I’ve been having a staring contest with an inanimate object in my bedroom that is Elijah’s storage room for three solid hours.

“Trev?”

Just like the last fourteen times my roommate’s tried to speak to me, I let his words go ignored, preferring the company of this teddy bear who knows better than to try and speak to me now.

Brady—or maybe another intern who also had their phone out, for all I know—recorded the whole thing the second Ben’s (or was it my?) hand slipped and hit that stupid switch on his desk that opened the blinds behind us and exposed us to the whole office, much like drawing back the curtains on a goddamned stage.

And there I was, center stage, right in the spotlight before my audience of coworkers, eating out my boss’s ass.

Benjamin Gage’s ass.

The pictures were online within hours. I had already made it home by then, unable to face anyone or anything. Having to cut through that office full of gawkers as I ran out is one of the worst experiences I have ever had to endure.

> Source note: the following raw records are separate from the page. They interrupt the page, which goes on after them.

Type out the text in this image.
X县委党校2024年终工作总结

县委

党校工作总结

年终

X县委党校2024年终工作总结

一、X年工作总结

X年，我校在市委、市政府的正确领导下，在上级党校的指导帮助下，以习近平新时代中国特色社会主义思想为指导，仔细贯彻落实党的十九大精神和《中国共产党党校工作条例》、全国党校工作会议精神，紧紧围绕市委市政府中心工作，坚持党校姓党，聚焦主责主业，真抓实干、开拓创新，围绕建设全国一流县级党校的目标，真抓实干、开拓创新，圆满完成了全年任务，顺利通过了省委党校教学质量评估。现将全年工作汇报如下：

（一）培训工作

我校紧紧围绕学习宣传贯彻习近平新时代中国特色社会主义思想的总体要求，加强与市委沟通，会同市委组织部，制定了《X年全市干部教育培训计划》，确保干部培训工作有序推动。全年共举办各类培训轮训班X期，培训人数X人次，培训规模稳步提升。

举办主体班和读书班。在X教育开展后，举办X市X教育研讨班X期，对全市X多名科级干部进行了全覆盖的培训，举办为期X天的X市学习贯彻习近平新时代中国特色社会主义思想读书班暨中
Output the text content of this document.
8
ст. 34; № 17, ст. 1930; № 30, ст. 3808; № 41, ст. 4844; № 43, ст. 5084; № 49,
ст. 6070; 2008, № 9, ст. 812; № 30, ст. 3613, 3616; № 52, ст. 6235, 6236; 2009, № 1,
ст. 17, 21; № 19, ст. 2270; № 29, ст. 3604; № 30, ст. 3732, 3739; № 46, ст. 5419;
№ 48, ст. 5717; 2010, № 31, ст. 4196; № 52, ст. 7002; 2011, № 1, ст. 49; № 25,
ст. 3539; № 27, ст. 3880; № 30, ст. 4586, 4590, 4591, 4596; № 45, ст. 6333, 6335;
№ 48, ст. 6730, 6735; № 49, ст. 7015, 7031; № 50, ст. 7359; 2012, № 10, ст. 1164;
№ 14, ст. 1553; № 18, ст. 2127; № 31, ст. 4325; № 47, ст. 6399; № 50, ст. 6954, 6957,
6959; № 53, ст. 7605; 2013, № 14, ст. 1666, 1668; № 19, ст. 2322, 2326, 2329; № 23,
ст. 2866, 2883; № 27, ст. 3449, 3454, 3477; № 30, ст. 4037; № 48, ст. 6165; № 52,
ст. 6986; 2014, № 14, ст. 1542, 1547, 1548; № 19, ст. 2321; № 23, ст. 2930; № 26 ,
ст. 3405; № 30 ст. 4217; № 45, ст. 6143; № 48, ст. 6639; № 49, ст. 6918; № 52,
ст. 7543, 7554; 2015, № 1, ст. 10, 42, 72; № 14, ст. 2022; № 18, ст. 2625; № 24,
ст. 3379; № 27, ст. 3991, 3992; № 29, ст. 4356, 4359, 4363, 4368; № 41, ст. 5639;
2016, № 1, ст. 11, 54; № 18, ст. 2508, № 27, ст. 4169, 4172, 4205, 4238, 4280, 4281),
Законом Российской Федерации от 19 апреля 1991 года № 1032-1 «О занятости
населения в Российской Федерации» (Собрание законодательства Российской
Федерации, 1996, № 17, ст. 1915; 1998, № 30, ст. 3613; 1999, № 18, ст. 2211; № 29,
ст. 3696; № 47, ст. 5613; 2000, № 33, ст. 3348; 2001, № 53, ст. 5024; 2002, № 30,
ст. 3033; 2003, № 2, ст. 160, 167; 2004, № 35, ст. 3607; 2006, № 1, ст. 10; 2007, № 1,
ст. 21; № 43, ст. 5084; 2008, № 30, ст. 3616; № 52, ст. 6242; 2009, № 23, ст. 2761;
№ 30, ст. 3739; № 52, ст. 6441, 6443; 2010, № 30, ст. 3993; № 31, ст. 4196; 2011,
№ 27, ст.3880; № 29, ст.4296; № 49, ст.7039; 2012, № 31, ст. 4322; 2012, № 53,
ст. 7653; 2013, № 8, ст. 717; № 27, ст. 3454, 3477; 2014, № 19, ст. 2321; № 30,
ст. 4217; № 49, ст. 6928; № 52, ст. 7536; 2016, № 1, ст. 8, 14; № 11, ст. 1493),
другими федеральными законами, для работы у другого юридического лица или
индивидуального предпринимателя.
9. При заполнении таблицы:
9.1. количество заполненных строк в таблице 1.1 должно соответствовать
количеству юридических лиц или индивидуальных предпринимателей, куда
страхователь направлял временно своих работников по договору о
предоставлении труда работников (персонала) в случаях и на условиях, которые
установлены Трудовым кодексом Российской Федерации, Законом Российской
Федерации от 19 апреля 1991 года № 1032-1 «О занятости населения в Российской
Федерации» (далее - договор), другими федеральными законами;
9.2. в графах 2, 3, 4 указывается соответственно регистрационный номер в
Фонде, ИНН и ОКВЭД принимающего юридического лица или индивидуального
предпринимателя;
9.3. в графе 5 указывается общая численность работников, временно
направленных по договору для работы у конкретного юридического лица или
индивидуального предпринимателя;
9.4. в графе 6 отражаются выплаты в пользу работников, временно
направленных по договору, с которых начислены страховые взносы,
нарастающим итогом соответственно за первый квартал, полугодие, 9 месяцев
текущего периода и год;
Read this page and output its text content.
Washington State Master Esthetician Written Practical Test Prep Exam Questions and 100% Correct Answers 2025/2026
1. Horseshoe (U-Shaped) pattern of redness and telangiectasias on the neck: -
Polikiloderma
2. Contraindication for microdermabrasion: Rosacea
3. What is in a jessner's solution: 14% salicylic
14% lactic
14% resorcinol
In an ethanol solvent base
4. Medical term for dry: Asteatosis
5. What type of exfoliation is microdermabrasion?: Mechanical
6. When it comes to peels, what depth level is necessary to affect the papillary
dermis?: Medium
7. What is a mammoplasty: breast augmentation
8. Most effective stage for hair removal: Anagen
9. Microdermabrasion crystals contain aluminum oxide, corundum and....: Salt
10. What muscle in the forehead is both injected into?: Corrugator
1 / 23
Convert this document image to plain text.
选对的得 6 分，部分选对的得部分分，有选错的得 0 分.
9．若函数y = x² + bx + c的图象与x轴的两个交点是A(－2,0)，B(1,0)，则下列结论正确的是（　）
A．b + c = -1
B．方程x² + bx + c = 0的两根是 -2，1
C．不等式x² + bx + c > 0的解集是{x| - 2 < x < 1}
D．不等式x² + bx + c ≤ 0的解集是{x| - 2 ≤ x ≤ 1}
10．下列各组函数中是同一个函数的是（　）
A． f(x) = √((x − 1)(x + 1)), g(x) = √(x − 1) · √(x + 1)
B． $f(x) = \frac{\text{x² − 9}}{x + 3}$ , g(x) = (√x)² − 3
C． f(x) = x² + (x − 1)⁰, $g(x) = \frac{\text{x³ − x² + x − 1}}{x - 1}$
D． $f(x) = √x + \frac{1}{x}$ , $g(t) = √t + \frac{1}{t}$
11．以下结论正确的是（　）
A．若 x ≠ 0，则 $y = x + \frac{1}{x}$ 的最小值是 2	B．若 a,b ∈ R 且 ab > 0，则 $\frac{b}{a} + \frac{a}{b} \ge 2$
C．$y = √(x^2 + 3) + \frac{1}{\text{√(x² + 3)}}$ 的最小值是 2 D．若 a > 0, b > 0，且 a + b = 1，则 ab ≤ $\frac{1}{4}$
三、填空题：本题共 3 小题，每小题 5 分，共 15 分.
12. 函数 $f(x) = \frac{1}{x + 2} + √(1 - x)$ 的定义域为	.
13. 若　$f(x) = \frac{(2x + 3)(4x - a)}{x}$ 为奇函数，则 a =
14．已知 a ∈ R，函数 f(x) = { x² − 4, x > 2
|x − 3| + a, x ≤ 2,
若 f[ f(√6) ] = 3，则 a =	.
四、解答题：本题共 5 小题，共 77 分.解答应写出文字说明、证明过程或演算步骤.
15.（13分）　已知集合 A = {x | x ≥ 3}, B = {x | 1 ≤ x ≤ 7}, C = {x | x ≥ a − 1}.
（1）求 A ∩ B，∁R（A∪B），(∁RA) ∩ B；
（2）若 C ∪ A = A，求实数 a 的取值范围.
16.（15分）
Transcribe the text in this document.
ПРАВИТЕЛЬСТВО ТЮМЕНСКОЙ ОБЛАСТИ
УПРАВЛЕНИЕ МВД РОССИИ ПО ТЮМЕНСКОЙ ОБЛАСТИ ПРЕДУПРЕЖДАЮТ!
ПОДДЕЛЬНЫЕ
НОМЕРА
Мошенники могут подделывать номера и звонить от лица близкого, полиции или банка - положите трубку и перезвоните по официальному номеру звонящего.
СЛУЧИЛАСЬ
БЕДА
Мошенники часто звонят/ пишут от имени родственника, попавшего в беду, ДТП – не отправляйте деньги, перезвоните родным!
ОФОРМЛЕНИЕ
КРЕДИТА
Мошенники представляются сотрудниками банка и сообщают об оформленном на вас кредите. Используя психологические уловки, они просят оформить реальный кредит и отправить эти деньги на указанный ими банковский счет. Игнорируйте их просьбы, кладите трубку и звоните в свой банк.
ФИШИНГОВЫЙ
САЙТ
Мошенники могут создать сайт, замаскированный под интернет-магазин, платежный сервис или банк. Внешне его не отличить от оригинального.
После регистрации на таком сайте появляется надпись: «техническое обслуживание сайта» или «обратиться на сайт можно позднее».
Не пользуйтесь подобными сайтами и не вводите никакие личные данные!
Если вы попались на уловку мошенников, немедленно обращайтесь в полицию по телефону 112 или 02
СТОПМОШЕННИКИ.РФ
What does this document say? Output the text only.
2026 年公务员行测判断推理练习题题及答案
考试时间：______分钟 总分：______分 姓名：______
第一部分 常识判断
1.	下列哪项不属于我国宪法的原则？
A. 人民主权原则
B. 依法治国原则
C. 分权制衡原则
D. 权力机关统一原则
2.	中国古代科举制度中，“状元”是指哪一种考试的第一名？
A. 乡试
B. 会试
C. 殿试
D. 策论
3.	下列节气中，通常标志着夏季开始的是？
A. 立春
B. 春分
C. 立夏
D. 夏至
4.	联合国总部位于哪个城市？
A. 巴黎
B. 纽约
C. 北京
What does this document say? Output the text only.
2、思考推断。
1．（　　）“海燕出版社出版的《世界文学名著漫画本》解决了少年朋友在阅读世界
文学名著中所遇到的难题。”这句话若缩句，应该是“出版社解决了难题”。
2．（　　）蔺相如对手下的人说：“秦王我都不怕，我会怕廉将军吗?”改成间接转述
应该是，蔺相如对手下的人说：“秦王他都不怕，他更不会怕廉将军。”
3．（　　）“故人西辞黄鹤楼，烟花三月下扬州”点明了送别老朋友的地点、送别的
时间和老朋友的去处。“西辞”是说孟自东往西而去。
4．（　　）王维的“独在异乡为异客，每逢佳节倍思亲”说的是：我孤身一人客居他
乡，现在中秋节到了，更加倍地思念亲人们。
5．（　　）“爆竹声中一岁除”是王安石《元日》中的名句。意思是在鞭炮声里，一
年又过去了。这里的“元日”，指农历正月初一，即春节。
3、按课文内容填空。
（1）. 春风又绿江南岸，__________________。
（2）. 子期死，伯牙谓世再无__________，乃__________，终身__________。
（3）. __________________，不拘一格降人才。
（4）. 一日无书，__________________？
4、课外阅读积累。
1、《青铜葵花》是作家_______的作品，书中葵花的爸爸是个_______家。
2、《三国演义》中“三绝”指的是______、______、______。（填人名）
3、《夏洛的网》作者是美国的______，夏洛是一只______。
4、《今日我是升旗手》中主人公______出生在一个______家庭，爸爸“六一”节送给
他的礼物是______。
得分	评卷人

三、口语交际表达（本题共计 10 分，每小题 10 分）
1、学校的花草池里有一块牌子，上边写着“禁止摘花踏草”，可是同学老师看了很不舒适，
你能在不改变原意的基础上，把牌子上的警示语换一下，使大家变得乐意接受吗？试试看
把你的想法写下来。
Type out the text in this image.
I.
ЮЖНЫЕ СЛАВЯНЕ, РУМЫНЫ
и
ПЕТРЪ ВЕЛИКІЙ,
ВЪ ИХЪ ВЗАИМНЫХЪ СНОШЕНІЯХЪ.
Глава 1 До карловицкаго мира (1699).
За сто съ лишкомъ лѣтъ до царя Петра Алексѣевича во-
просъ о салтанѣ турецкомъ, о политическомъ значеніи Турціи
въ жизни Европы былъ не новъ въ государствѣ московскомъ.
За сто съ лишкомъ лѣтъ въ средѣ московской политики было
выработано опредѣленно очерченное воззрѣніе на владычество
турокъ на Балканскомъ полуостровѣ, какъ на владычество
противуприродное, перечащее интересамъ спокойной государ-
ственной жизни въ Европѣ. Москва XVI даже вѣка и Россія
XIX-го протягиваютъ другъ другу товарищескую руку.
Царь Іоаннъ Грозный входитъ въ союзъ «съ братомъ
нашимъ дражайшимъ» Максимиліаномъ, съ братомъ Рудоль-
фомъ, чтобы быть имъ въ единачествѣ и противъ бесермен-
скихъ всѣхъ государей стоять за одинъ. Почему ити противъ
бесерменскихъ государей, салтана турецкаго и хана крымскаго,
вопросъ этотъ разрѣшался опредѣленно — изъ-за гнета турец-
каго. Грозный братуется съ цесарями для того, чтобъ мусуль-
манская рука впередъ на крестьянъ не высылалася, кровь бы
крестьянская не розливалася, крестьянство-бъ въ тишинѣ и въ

The amount of humiliation I experienced was paralyzing.

And it hasn’t ended. It chased me all the way home.

And now it’s on the internet. Forever.

Really, I should be able to look back and laugh at this, right? I mean, it’s hilarious. Gut-busting, even. After my best friend Elijah and arch nemesis Brady secretly and not-so-secretly assumed that I was trying to fuck my way to the top, I’m no sooner caught with my boss’s pants down and my face buried nose-deep in ass.

I mean, if they’re going to call me a brownnoser, can we get any more fucking literal than that?

Yes, it turns out we can. On my way home, I tripped over the leg of a homeless man on accident, flew over a surprise stack of newspapers that ambushed me, and landed face-first in a puddle of something brown and greasy that I will spend the rest of the night caring not to identify. When I got home, I had more than a brown nose. I had a ruined pink shirt, a soiled black tie, and a nightmare of nastiness across my face.